In a deposition, a RAC official admitted that if the claim being reviewed meets the “commercial screening tool” requirements, then the RAC would find the inpatient status is appropriate, as long as there is a technically valid order. No wonder hospitals are relying on these commercial screening tools more and more! It is only logical and self-preserving!
This case was originally filed in 2011, and the Court of Appeals overturned the district court’s dismissal and remanded it back to the district court for consideration of the due process claims. In this case, the Court of Appeals held that the plaintiffs could establish a protected property interest if they proved their allegation “that the Secretary—acting through CMS—has effectively established fixed and objective criteria for when to admit Medicare beneficiaries as ‘inpatients,’ and that, notwithstanding the Medicare Policy Manual’s guidance, hospitals apply these criteria when making admissions decisions, rather than relying on the judgment of their treating physicians.”

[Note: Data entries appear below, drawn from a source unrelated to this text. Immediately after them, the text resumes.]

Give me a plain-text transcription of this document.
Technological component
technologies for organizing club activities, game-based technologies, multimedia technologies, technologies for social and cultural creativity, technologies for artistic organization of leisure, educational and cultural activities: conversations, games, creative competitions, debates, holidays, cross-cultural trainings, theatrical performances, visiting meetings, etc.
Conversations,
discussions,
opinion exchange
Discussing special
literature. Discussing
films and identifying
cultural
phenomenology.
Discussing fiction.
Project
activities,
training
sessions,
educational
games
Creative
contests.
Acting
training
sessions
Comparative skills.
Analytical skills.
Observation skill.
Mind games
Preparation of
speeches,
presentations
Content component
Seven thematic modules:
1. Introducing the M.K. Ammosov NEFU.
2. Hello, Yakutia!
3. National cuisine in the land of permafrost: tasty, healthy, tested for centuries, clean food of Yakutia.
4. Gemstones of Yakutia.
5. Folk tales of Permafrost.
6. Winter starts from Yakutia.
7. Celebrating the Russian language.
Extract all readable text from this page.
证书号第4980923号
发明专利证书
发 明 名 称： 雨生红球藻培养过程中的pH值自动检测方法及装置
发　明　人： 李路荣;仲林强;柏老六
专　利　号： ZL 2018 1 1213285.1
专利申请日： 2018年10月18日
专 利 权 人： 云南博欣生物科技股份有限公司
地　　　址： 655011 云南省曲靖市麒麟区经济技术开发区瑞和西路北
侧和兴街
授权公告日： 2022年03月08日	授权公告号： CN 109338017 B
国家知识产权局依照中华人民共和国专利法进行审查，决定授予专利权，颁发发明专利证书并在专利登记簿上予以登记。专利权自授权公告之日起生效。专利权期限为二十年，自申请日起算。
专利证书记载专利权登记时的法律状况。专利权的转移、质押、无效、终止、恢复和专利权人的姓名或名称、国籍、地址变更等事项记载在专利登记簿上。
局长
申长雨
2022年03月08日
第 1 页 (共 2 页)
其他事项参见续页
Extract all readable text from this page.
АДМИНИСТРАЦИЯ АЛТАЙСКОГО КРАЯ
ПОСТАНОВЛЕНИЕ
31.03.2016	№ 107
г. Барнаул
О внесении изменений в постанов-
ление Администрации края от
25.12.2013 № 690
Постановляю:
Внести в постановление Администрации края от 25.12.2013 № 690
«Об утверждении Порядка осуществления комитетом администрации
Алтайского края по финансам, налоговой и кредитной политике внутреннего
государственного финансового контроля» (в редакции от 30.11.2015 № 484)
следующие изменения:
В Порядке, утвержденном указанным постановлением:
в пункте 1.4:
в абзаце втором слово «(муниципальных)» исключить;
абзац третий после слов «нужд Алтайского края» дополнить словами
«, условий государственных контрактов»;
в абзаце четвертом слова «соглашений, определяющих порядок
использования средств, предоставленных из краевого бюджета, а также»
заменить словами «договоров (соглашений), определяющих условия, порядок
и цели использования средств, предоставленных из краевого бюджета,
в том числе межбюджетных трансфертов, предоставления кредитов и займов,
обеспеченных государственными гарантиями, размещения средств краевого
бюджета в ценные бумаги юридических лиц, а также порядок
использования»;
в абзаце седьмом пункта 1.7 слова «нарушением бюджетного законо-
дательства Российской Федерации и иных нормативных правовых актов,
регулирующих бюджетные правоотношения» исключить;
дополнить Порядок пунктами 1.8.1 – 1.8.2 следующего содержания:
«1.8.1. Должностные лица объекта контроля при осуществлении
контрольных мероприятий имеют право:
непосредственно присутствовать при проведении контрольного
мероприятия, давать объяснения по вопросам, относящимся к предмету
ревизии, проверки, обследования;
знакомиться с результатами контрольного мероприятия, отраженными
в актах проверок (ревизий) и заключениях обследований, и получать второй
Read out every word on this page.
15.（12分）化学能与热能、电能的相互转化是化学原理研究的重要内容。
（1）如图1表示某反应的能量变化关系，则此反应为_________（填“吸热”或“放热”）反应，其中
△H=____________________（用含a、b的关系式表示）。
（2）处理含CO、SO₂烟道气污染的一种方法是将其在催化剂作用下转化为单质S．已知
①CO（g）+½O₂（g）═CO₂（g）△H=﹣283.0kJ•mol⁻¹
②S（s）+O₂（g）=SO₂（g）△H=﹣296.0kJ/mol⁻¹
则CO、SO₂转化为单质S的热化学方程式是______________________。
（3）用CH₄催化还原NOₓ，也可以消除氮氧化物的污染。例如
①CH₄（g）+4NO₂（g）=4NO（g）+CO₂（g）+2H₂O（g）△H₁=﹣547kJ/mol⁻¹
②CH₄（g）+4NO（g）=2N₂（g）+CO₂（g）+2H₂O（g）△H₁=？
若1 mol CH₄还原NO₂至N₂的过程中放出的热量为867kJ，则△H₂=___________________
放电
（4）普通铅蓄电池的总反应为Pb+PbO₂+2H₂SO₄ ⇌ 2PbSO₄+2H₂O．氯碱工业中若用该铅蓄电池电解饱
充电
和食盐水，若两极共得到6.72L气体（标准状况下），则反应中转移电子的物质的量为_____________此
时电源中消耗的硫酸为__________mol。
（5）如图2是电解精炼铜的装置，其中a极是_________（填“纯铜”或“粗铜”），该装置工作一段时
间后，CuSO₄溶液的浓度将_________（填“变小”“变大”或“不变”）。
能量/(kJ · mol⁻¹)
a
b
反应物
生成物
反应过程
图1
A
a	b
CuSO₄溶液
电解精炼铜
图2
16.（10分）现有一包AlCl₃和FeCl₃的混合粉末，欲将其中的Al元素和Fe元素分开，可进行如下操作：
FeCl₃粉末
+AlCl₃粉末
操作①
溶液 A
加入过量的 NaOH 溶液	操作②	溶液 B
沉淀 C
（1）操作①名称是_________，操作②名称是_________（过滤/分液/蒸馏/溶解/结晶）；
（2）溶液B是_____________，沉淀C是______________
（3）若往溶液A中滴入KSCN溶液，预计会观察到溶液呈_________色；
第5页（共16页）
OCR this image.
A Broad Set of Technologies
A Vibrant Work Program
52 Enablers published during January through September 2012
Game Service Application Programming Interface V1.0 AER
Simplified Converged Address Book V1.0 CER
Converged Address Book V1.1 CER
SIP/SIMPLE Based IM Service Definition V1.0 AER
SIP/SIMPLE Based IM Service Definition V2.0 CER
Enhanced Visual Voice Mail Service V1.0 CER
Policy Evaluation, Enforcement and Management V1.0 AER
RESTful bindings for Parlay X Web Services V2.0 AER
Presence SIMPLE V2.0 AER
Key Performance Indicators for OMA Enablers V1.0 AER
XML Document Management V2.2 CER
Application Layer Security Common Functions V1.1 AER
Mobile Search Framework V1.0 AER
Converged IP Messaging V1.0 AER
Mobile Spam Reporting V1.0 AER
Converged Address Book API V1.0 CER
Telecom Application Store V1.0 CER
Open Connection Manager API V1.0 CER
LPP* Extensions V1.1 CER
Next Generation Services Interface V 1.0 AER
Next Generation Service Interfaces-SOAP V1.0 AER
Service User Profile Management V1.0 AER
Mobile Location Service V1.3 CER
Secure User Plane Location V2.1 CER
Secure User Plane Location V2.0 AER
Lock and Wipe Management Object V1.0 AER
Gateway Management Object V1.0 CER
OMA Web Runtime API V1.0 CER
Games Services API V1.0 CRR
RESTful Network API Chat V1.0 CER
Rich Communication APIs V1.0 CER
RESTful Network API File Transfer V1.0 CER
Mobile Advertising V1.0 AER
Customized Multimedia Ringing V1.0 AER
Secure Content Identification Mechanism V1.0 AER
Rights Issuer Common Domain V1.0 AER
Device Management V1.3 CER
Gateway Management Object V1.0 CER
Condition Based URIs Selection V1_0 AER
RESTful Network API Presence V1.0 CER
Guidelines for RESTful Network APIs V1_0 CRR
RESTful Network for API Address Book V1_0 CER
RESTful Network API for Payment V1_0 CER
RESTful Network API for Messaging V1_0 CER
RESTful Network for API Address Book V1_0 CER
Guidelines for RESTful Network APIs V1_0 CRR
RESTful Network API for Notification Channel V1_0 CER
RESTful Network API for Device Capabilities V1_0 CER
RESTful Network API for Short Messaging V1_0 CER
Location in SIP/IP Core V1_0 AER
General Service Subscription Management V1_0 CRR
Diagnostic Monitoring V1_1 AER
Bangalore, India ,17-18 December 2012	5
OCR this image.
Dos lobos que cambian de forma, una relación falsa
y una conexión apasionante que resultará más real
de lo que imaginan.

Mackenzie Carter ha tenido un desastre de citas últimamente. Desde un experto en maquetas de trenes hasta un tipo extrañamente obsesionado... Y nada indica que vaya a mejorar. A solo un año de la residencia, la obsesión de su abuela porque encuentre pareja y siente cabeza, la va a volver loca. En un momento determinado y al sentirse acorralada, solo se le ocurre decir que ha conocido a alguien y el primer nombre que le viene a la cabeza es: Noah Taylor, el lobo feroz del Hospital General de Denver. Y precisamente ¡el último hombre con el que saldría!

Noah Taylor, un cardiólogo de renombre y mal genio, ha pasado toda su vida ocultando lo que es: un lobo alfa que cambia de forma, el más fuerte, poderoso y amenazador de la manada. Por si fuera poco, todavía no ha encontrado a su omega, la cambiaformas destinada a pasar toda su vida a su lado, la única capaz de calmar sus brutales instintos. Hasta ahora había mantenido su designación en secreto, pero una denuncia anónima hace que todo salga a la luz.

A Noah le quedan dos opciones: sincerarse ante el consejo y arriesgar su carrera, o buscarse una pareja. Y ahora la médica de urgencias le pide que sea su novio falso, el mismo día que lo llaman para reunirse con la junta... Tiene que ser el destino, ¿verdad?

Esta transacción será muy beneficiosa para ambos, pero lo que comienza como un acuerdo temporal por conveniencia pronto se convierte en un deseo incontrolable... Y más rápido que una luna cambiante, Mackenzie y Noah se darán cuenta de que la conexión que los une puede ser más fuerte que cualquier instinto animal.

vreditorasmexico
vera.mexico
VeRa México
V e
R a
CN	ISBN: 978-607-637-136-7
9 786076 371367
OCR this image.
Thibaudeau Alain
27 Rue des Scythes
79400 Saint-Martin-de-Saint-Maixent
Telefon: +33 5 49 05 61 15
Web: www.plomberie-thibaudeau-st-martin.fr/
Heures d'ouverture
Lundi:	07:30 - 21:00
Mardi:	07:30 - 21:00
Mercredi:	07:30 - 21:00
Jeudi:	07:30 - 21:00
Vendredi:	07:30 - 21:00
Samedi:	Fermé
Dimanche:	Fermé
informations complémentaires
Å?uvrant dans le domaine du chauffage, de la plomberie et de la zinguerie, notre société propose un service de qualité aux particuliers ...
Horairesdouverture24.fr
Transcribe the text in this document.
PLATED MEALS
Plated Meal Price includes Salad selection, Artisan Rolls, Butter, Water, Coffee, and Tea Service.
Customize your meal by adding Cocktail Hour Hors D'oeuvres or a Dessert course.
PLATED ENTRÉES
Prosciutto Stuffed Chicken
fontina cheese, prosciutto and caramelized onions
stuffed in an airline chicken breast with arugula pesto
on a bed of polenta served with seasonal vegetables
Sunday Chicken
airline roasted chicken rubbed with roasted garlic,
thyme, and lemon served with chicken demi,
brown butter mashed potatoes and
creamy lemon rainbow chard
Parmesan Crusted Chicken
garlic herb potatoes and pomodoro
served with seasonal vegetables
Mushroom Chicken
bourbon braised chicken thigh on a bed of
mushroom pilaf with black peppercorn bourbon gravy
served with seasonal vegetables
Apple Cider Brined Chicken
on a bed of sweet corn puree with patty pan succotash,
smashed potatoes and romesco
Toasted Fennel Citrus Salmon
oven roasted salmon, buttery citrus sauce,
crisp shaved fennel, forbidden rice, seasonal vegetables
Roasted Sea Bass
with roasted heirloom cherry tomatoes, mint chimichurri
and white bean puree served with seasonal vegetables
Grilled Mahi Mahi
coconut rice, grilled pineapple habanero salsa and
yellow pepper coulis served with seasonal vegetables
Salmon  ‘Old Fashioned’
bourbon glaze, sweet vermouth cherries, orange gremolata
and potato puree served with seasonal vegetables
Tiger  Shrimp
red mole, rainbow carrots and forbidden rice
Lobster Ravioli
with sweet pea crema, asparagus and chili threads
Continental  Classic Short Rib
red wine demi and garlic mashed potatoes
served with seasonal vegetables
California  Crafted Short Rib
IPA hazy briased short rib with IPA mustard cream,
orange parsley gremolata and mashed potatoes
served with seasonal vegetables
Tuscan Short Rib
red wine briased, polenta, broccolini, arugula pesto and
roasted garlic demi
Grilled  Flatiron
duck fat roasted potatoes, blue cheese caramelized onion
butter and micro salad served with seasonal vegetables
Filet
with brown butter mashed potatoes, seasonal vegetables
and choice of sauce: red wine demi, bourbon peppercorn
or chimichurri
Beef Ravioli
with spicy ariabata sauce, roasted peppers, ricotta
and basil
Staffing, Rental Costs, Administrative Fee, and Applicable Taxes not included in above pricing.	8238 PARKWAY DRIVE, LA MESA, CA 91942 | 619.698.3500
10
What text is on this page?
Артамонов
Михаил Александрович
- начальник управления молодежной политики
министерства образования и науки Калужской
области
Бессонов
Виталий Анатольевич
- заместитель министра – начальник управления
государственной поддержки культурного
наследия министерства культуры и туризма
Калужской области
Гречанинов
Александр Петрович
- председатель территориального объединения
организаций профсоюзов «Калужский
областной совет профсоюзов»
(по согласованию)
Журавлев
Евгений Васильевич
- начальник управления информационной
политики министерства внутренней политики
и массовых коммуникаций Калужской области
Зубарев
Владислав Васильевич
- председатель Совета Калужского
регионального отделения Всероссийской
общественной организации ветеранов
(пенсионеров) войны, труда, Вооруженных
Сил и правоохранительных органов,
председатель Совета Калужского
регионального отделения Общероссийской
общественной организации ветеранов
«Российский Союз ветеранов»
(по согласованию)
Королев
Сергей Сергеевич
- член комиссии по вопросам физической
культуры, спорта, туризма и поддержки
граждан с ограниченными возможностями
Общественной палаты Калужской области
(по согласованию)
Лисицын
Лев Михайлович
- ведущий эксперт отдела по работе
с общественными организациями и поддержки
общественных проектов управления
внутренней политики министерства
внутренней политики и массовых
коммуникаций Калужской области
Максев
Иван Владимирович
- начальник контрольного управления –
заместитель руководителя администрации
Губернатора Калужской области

HHS argues that that the undisputed fact that a physician makes the initial patient status determination on the basis of clinical judgment is enough to demonstrate that there is no due process property interest at stake.
The court disagreed and found too many material facts in dispute to dismiss the case.
Significant discovery will be explored as to the extent to which hospitals rely on commercial screening tools. Also whether the commercial screening tools are applied equally to private insureds versus Medicare patients.
Significant discovery will be explored on whether the hospital’s physicians challenge changing a patient from inpatient to observation.
Significant discovery will be explored as to the extent that CMS policy influences hospital decision-making.
Hospitals need to follow this case closely. If, in fact, RAC audits and CMS policy is influencing hospitals to issue patients as observation status instead of inpatient, expect changes to come – regardless the outcome of the case.
As for inpatient hospital stays, could this lawsuit give Medicare patients the right to appeal a hospital’s decision to place the patient in observation status? A possible, future scenario is a physician places a patient in observation. The patient appeals and gets admitted. Then hospital’s claim is denied because the RAC determines that the patient should have been in observation, not inpatient. Will the hospitals be damned if they do, damned if they don’t?
In the meantime:
Hospitals and physicians at hospitals: Review your policy regarding determining inpatient versus observation status. Review specific patient files that were admitted as inpatient. Was a commercial screening tool used? Is there adequate documentation that the physician made an independent decision to admit the patient? Hold educational seminars for your physicians. Educate! And have an attorney on retainer – this issue will be litigated.